3 Haziran 2008

Yalnızlık üzerine...

"She never took the train alone / She hated being on her own"

Reamonn'ın 2006 sonbaharında hayatıma soktuğu şarkıda seslendiği kız ile aramda inanılmaz bir ruhsal benzerlik olduğunu düşünüyorum.

Yalnızlık, ihtiyaç duyulduğu zamanlarda ne kadar işe yarayan ve terapi etkisi gösteren bir kavramsa; geriye kalan zamanlarda da o kadar çekilmez bir şeydir. Ve bu geriye kalan zamanlarda yalnız başına kalmaktan ölesiye korkan insanlar, en güzel anlarını ve en kötü anlarını yalnız yaşamaya mahkum olurlar genelde.

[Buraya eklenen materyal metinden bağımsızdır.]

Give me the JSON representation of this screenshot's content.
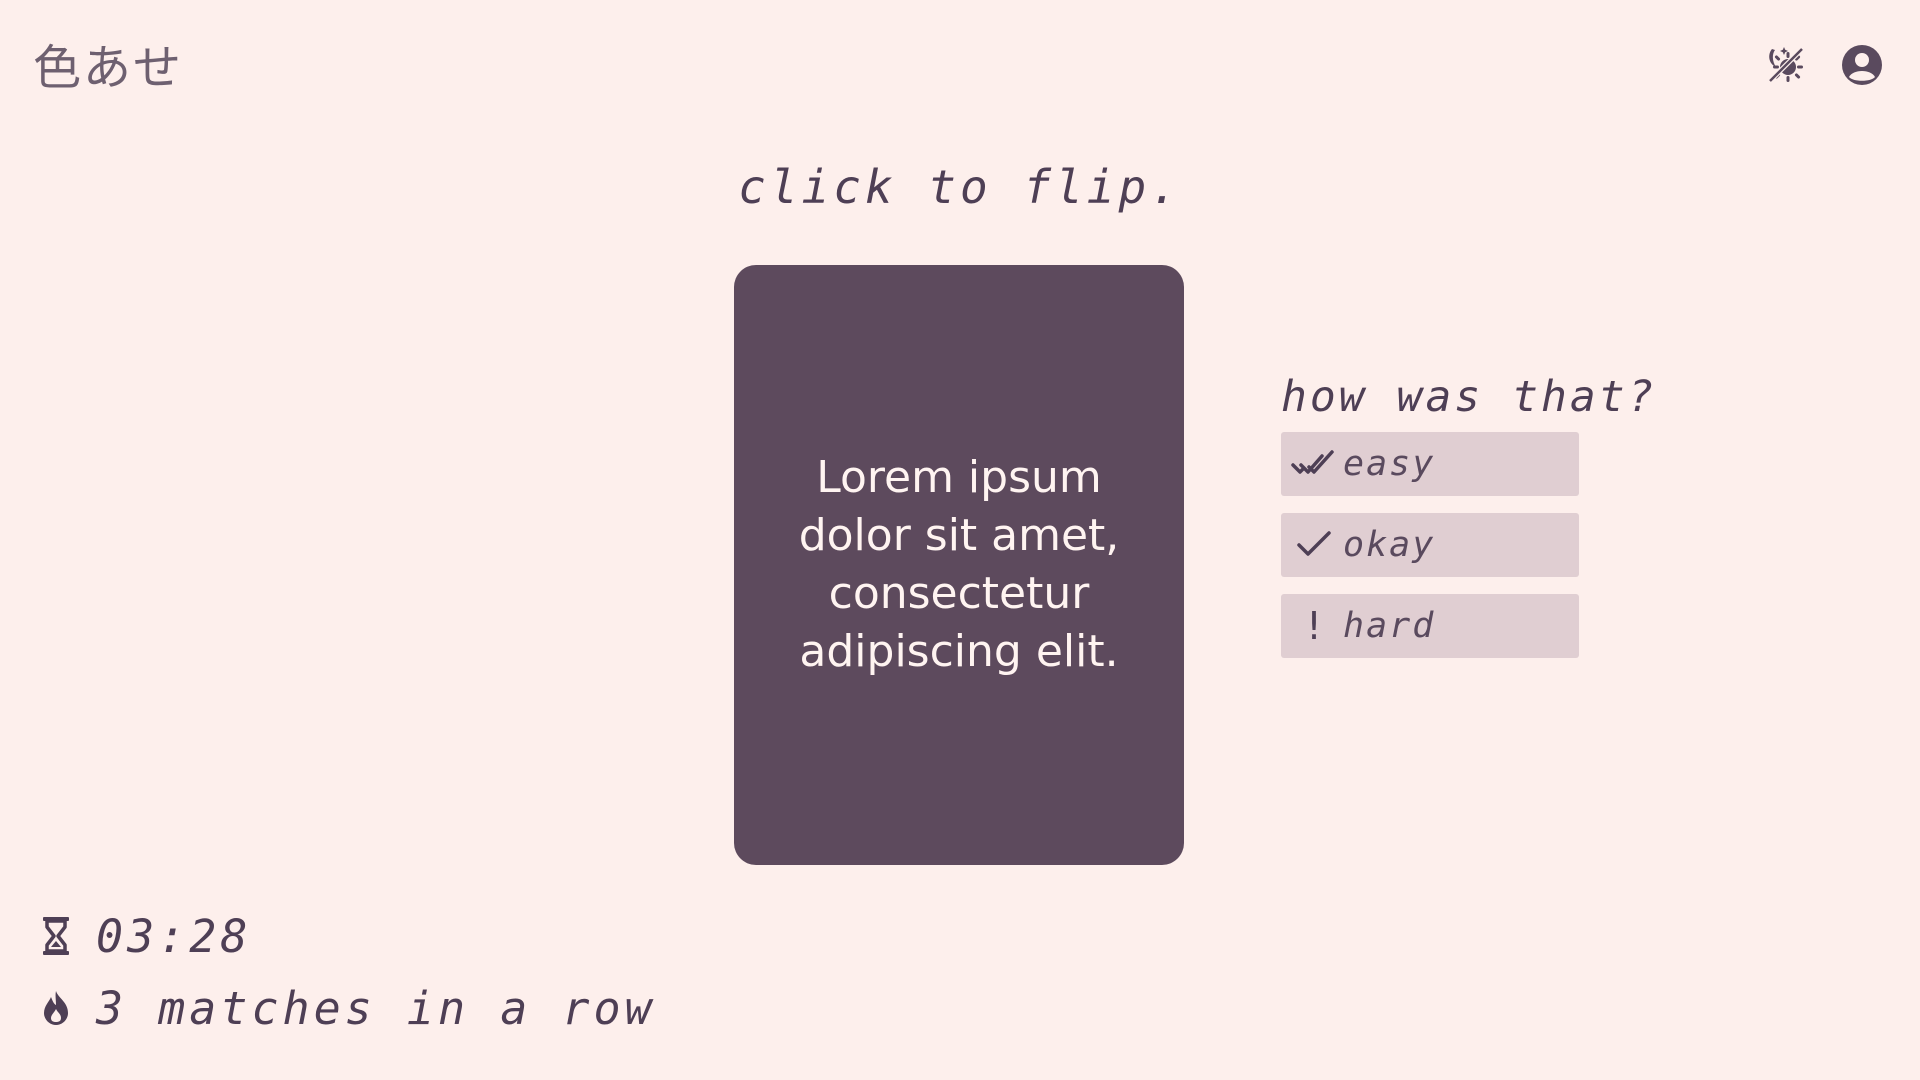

Son 4 yılda, o yılın en çok beğendiğim filmlerinin 4ünü de (2004 - Les Choristes, 2005 - Crash, 2006 - Children of Men, 2007 - There Will Be Blood) tek başıma seyretmiş olduğumu görüyorum şimdi geriye baktığımda mesela. Hepsini hangi tarihte, hangi sinemada, hangi koltukta ve kimler tarafından reddedilmiş olarak seyrettiğimi hatırlıyorum.

Ben zayıf bir insanım. Yanımda biri olmadan yemek yemek, film seyretmek, konser dinlemek, alışveriş yapmak, tatil yapmak, yolculuğa çıkmak işkence gibi gelir bana. Çünkü yalnızlığı sevmiyorum. "I never take the train alone / I hate being on my own".